Hal itu didasarkan risetnya pada 90.000 orang dalam periode lima tahun. “Temuan ini membantah mitos bahwa ada batasan Anda tidak boleh melakukan olahraga lebih banyak, tidak ada batasan aktivitas apa yang harus dilakukan untuk menyehatkan jantung,” kata Rema Ramakrishnan, ahli biostatistik dan epidemiologi di Universitas Oxford yang ikut penelitian itu.

Doherty mengatakan, hasil penelitian ini mendukung rekomendasi WHO bahwa orang harus melakukan setidaknya 150-300 menit latihan aerobik sedang hingga berat dalam seminggu. Penelitian yang diterbitkan dalam jurnal PLOS Medicine ini menggunakan alat pelacak aktivitas yang dikenakan di pergelangan tangan atau akselerometer untuk mencatat aktivitas 90.000 partisipan secara akurat. Hasil yang diperoleh serupa pada laki-laki dan perempuan meski manfaat olahraga berat tampaknya sangat kuat pada perempuan.

Agar tetap semangat olahraga dan membangkitkan motivasi olahraga, psikolog olahraga di West Virginia University, Sam Zizi, menyarankan memulai dari yang mudah. Seseorang harus merasa nyaman dengan kemampuan dirinya terlebih dahulu kemudian menemukan motivasi berolahraga.

Dia merekomendasikan mulai dari berjalan kaki selama beberapa menit per hari.
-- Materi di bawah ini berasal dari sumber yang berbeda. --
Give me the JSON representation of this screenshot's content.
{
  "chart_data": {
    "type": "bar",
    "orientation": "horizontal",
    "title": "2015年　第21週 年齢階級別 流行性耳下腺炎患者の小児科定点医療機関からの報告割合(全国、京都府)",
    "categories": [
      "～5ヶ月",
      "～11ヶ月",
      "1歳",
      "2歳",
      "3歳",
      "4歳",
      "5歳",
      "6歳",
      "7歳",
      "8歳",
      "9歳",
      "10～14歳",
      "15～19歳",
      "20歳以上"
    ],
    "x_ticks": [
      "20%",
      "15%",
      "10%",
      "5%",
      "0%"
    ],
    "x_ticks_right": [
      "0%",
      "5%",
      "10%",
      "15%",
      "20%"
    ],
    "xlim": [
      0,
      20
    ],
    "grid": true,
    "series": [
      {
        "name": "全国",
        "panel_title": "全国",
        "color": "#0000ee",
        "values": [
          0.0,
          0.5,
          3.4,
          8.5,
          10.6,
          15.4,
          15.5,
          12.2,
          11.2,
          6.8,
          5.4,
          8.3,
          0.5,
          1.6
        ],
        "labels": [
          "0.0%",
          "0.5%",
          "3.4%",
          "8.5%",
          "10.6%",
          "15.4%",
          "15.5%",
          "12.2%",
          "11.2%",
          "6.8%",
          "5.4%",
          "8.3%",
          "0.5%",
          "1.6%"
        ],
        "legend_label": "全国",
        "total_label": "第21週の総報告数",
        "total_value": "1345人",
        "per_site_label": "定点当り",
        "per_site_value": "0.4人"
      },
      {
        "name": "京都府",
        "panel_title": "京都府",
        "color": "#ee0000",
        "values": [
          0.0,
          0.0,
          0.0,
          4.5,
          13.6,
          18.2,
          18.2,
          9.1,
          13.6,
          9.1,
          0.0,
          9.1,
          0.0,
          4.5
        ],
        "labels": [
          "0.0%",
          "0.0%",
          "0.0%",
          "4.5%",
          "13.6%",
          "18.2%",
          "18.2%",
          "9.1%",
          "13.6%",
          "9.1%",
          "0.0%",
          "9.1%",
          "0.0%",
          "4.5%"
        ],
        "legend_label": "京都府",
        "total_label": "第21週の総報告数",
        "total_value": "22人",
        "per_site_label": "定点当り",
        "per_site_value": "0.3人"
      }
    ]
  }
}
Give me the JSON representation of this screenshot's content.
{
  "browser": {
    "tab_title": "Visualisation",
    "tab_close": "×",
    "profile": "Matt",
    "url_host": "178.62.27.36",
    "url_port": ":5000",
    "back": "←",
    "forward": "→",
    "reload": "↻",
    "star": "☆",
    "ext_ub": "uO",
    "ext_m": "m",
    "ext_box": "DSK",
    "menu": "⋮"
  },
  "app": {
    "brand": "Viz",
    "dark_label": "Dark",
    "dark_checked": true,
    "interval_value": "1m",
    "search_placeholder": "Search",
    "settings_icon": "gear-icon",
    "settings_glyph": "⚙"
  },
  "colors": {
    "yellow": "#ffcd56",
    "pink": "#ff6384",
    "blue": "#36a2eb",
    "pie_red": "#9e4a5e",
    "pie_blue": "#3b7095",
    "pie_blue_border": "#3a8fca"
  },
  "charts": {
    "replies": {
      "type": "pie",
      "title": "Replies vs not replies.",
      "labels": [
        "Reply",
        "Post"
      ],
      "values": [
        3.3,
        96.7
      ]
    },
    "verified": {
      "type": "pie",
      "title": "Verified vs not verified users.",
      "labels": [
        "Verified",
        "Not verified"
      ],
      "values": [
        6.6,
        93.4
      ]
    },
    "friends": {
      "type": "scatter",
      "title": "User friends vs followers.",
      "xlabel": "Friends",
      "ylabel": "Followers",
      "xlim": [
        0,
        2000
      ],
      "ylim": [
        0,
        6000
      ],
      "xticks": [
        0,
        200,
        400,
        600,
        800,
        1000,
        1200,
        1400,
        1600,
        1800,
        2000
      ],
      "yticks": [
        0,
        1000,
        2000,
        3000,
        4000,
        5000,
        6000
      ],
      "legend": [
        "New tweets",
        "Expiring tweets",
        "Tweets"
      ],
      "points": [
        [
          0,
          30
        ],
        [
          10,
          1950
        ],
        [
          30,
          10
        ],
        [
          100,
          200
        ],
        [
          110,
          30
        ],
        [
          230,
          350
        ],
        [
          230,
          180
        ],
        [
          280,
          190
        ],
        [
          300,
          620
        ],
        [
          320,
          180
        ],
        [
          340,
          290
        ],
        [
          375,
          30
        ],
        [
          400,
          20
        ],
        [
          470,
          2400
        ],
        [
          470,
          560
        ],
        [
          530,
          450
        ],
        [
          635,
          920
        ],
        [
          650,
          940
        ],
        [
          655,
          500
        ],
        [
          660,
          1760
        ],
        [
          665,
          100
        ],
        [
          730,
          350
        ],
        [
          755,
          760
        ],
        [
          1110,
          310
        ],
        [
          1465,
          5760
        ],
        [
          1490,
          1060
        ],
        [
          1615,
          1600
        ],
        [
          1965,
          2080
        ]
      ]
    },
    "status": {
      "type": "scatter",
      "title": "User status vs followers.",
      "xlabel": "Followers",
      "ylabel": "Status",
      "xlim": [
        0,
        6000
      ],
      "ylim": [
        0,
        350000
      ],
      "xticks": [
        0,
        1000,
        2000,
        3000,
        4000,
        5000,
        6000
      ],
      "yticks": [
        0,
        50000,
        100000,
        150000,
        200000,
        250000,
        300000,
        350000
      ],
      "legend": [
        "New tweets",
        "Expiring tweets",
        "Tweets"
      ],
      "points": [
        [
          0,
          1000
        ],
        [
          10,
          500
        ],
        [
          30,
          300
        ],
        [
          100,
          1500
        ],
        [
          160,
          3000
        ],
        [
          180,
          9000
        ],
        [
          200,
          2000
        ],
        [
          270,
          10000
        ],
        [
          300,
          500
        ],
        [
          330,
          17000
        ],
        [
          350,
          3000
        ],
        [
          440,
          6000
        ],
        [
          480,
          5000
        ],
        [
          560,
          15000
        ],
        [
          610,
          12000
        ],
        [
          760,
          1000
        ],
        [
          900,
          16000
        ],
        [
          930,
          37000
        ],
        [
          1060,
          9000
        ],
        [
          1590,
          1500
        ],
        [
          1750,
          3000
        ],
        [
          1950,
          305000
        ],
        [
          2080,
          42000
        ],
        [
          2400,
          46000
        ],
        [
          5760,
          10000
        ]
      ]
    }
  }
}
Mengamati teman sebaya melakukan apa yang ingin Anda lakukan, terutama jika mereka memiliki usia, jenis kelamin, atau status kesehatan yang sama, dapat membantu menyadari bahwa Anda juga bisa mencapainya.

Hargreaves juga menyarankan agar konsep olahraga diubah. Tidak perlu menghabiskan waktu satu jam untuk olahraga di tempat-tempat khusus. Cukup beberapa menit saja setiap hari dan bisa juga dengan, misalnya, mengerjakan pekerjaan rumah, seperti membersihkan rumah atau menyiangi taman. Itu saja sudah sangat baik untuk pikiran dan tubuh.

“Ini soal bergerak saja dan menemukan cara bergerak yang benar-benar menyenangkan. Dan ini bisa berbeda-beda untuk setiap orang,” ujarnya.

Menggabungkan olahraga dengan sesuatu yang diinginkan atau harus dilakukan bisa membantu seseorang mengabaikan bagian otak yang mengajak kita berbaring bersantai-santai saja di sofa.